Un tribunal juge illégal le bannissement d’Anthropic ordonné par l’administration Trump
Le gouvernement a puni l'entreprise pour avoir critiqué publiquement l'administration Trump, selon la juge..
Un tribunal fédéral américain a jugé illégales les sanctions imposées en février 2026 par l’administration du président Donald Trump contre l’entreprise d’intelligence artificielle (IA) Anthropic. La juge Rita Lin, basée à San Francisco, a estimé que ces mesures, qui visaient à interdire l’utilisation des outils d’Anthropic par les agences fédérales, étaient disproportionnées et contraires au droit. Elle a souligné que l’invocation de la sécurité nationale ne pouvait servir de prétexte pour punir une entreprise ayant critiqué publiquement une institution gouvernementale. La décision, rendue le 27 août 2026, annule officiellement le statut d’Anthropic comme entreprise à risque pour la chaîne d’approvisionnement américaine, une désignation jusqu’alors réservée aux sociétés étrangères. Le gouvernement dispose d’un délai pour faire appel.
Le différend entre Anthropic et l’administration Trump trouve son origine dans le refus de l’entreprise de collaborer avec le Pentagone pour des applications militaires controversées.
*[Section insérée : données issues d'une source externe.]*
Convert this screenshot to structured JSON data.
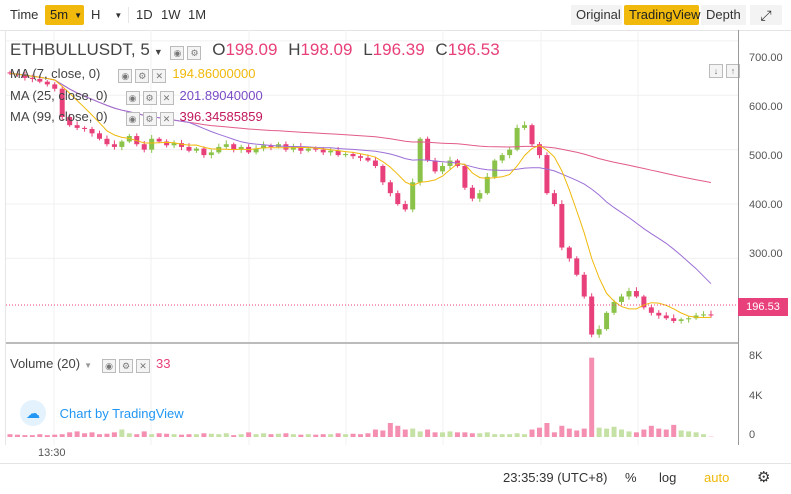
{
  "toolbar": {
    "time_label": "Time",
    "interval": "5m",
    "chart_type": "H",
    "ranges": [
      "1D",
      "1W",
      "1M"
    ],
    "views": [
      "Original",
      "TradingView",
      "Depth"
    ],
    "active_view": "TradingView"
  },
  "legend": {
    "symbol": "ETHBULLUSDT, 5",
    "o_label": "O",
    "o": "198.09",
    "h_label": "H",
    "h": "198.09",
    "l_label": "L",
    "l": "196.39",
    "c_label": "C",
    "c": "196.53",
    "ma7_label": "MA (7, close, 0)",
    "ma7": "194.86000000",
    "ma25_label": "MA (25, close, 0)",
    "ma25": "201.89040000",
    "ma99_label": "MA (99, close, 0)",
    "ma99": "396.34585859",
    "volume_label": "Volume (20)",
    "volume": "33",
    "brand": "Chart by TradingView"
  },
  "colors": {
    "up": "#8bc34a",
    "down": "#e8407a",
    "ma7": "#f0b90b",
    "ma25": "#9c6fd6",
    "ma99": "#e25b8a",
    "accent": "#f0b90b"
  },
  "price_axis": {
    "ticks": [
      "700.00",
      "600.00",
      "500.00",
      "400.00",
      "300.00"
    ],
    "last_price": "196.53"
  },
  "volume_axis": {
    "ticks": [
      "8K",
      "4K",
      "0"
    ]
  },
  "time_axis": {
    "ticks": [
      "13:30"
    ]
  },
  "footer": {
    "clock": "23:35:39 (UTC+8)",
    "percent": "%",
    "log": "log",
    "auto": "auto"
  },
  "chart_data": {
    "type": "candlestick",
    "ylim": [
      150,
      720
    ],
    "close": [
      640,
      638,
      632,
      630,
      625,
      620,
      612,
      560,
      545,
      540,
      538,
      530,
      520,
      510,
      505,
      515,
      525,
      510,
      500,
      520,
      515,
      508,
      512,
      505,
      498,
      502,
      490,
      495,
      505,
      510,
      500,
      505,
      495,
      502,
      508,
      505,
      510,
      500,
      505,
      498,
      502,
      500,
      495,
      498,
      490,
      492,
      488,
      485,
      480,
      470,
      440,
      420,
      400,
      390,
      440,
      520,
      480,
      460,
      470,
      480,
      470,
      430,
      410,
      420,
      450,
      480,
      490,
      500,
      540,
      545,
      510,
      490,
      420,
      400,
      320,
      300,
      270,
      230,
      160,
      170,
      200,
      220,
      230,
      240,
      230,
      210,
      200,
      195,
      190,
      185,
      188,
      190,
      195,
      197,
      196
    ],
    "volume": [
      300,
      250,
      200,
      200,
      300,
      200,
      250,
      300,
      500,
      600,
      400,
      500,
      300,
      350,
      500,
      800,
      400,
      300,
      600,
      300,
      400,
      350,
      300,
      250,
      300,
      300,
      400,
      350,
      300,
      400,
      200,
      300,
      500,
      300,
      400,
      300,
      350,
      400,
      300,
      250,
      300,
      250,
      300,
      300,
      400,
      300,
      350,
      300,
      400,
      800,
      700,
      1500,
      1200,
      800,
      900,
      600,
      800,
      500,
      500,
      600,
      500,
      500,
      400,
      400,
      500,
      300,
      300,
      300,
      400,
      300,
      800,
      1000,
      1500,
      500,
      1200,
      900,
      700,
      900,
      8500,
      1000,
      900,
      1100,
      800,
      600,
      500,
      800,
      1200,
      900,
      800,
      1300,
      700,
      600,
      500,
      300,
      33
    ]
  }
}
En février 2026, Anthropic a refusé de permettre à l’armée américaine d’utiliser son chatbot Claude pour des armes létales entièrement autonomes ou pour la surveillance de masse des citoyens américains. Ces refus ont provoqué la colère de Donald Trump, qui a qualifié Anthropic de gauche radicale hors de contrôle. Le secrétaire à la Défense, Pete Hegseth, a alors classé Anthropic comme une entreprise à risque, une mesure exceptionnelle normalement réservée aux sociétés étrangères jugées dangereuses pour les intérêts nationaux. La juge Lin a révélé que le gouvernement avait abandonné en cours de procès son argument selon lequel Anthropic pouvait saboter ses modèles d’IA, se contentant d’invoquer une perte de confiance due aux critiques publiques de l’entreprise.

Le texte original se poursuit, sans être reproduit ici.